The Financial Services Committee today became the second House panel to approve a measure to delay the implementation of new U.S. rules for the derivatives market dominated by banks like JPMorgan Chase & Co. and Goldman Sachs Group Inc.
Chairman Spencer Bachus, the Alabama Republican who co-sponsored the bill to delay the rules until Sept. 30 of next year, said the legislation was “needed to restore order to the Dodd-Frank Act derivatives rulemaking process.”
Lawmakers approved the measure in a 30-24 party-line vote, with all 24 Democrats present voting against the proposal. The House floor would be the next stop for the bill, which is unlikely to progress beyond that because Democrats control the Senate and White House.
The Commodity Futures Trading Commission and Securities and Exchange Commission are writing regulations, mandated by Dodd-Frank, for the $601 trillion swaps market after largely unregulated transactions helped fuel the 2008 credit crisis.
House Republicans, who took power in January, have pushed changes on several fronts to the Dodd-Frank law enacted last year. The lawmakers, who almost unanimously opposed it, have said the law represents regulatory overreach.
Bachus and his colleagues have moved several bills through the committee designed to roll back or reshape provisions, including the power of the new Consumer Financial Protection Bureau.
The House Agriculture Committee approved a delay for the derivatives rules earlier this month.
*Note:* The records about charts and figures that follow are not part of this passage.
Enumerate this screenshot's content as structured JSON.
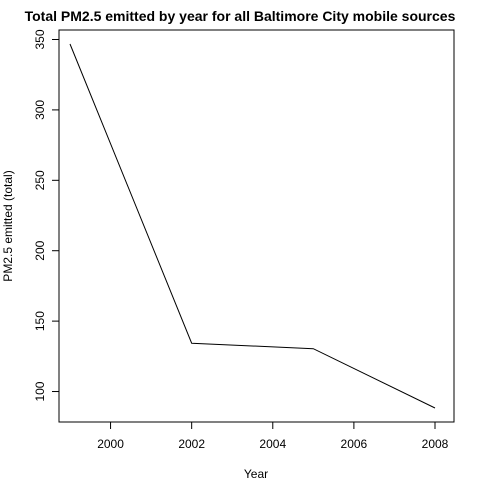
{
  "chart_data": {
    "type": "line",
    "title": "Total PM2.5 emitted by year for all Baltimore City mobile sources",
    "xlabel": "Year",
    "ylabel": "PM2.5 emitted (total)",
    "x": [
      1999,
      2002,
      2005,
      2008
    ],
    "series": [
      {
        "values": [
          346.8,
          134.3,
          130.4,
          88.3
        ]
      }
    ],
    "xlim": [
      1999,
      2008
    ],
    "ylim": [
      88.3,
      346.8
    ],
    "xticks": [
      2000,
      2002,
      2004,
      2006,
      2008
    ],
    "yticks": [
      100,
      150,
      200,
      250,
      300,
      350
    ],
    "xtick_labels": [
      "2000",
      "2002",
      "2004",
      "2006",
      "2008"
    ],
    "ytick_labels": [
      "100",
      "150",
      "200",
      "250",
      "300",
      "350"
    ],
    "grid": false,
    "legend": "none",
    "line_color": "#000000"
  }
}
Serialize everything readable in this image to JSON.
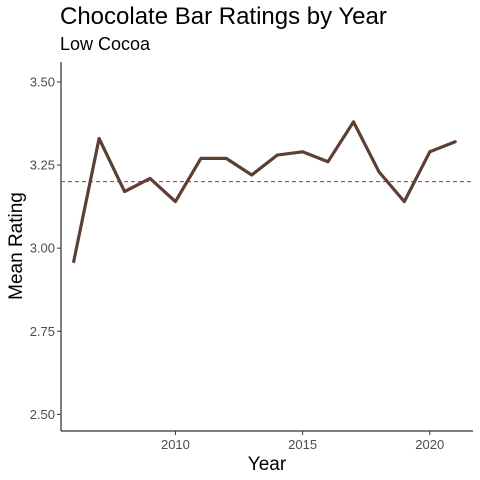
{
  "chart_data": {
    "type": "line",
    "title": "Chocolate Bar Ratings by Year",
    "subtitle": "Low Cocoa",
    "xlabel": "Year",
    "ylabel": "Mean Rating",
    "xlim": [
      2005.5,
      2021.7
    ],
    "ylim": [
      2.45,
      3.56
    ],
    "x_ticks": [
      2010,
      2015,
      2020
    ],
    "y_ticks": [
      2.5,
      2.75,
      3.0,
      3.25,
      3.5
    ],
    "y_tick_labels": [
      "2.50",
      "2.75",
      "3.00",
      "3.25",
      "3.50"
    ],
    "grid": false,
    "series": [
      {
        "color": "#5c4033",
        "x": [
          2006,
          2007,
          2008,
          2009,
          2010,
          2011,
          2012,
          2013,
          2014,
          2015,
          2016,
          2017,
          2018,
          2019,
          2020,
          2021
        ],
        "values": [
          2.96,
          3.33,
          3.17,
          3.21,
          3.14,
          3.27,
          3.27,
          3.22,
          3.28,
          3.29,
          3.26,
          3.38,
          3.23,
          3.14,
          3.29,
          3.32
        ]
      }
    ],
    "reference_line": {
      "y": 3.2,
      "color": "#e41a1c",
      "style": "dashed"
    }
  }
}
Under the version approved today, most new derivatives rules would not take effect until September 30, 2012.
Lawmakers on both sides agreed that regulators will need more time to finalize the rules, most of which are due by July 21. The disagreement, Democrats said, is language in the bill halting even finalized regulations from implementation.
“This is an effort to postpone substantive regulation over the swaps market,” Representative Barney Frank of Massachusetts, the top Democrat on the committee, said today. The measure would “prohibit” regulators from implementing the bulk of the rules before the new deadline, Frank said.
Lawmakers approved, by voice vote, an amendment that would reduce the delay to the end of September from Dec. 31, 2012, as well as the requirement that the SEC complete its clearing rules within the original timeline. Lawmakers also approved an amendment that would maintain the deadline for any CFTC and SEC rules that would “address speculative trading.” Representative Stephen Lynch, a Massachusetts Democrat, offered the amendment, which was adopted by voice vote.
“This bill shouldn’t be partisan,” said Representative Frank Lucas of Oklahoma, a Republican who also serves as the chairman of the Agriculture Committee, which approved the bill earlier this month. “It doesn’t repeal anything or make substantive changes.”
On the same day lawmakers voted to give the CFTC more time to complete the rules, members of the House Appropriations agriculture subcommittee voted to cut the agency’s funding by 15 percent. The subcommittee, by voice vote, approved a $30 million reduction in the CFTC’s annual budget -- to $172 million from its current level of $202 million.
The budget cut is likely to be opposed by Democrats who control the Senate and who have blocked previous efforts to restrict funding for agencies implementing Dodd-Frank rules.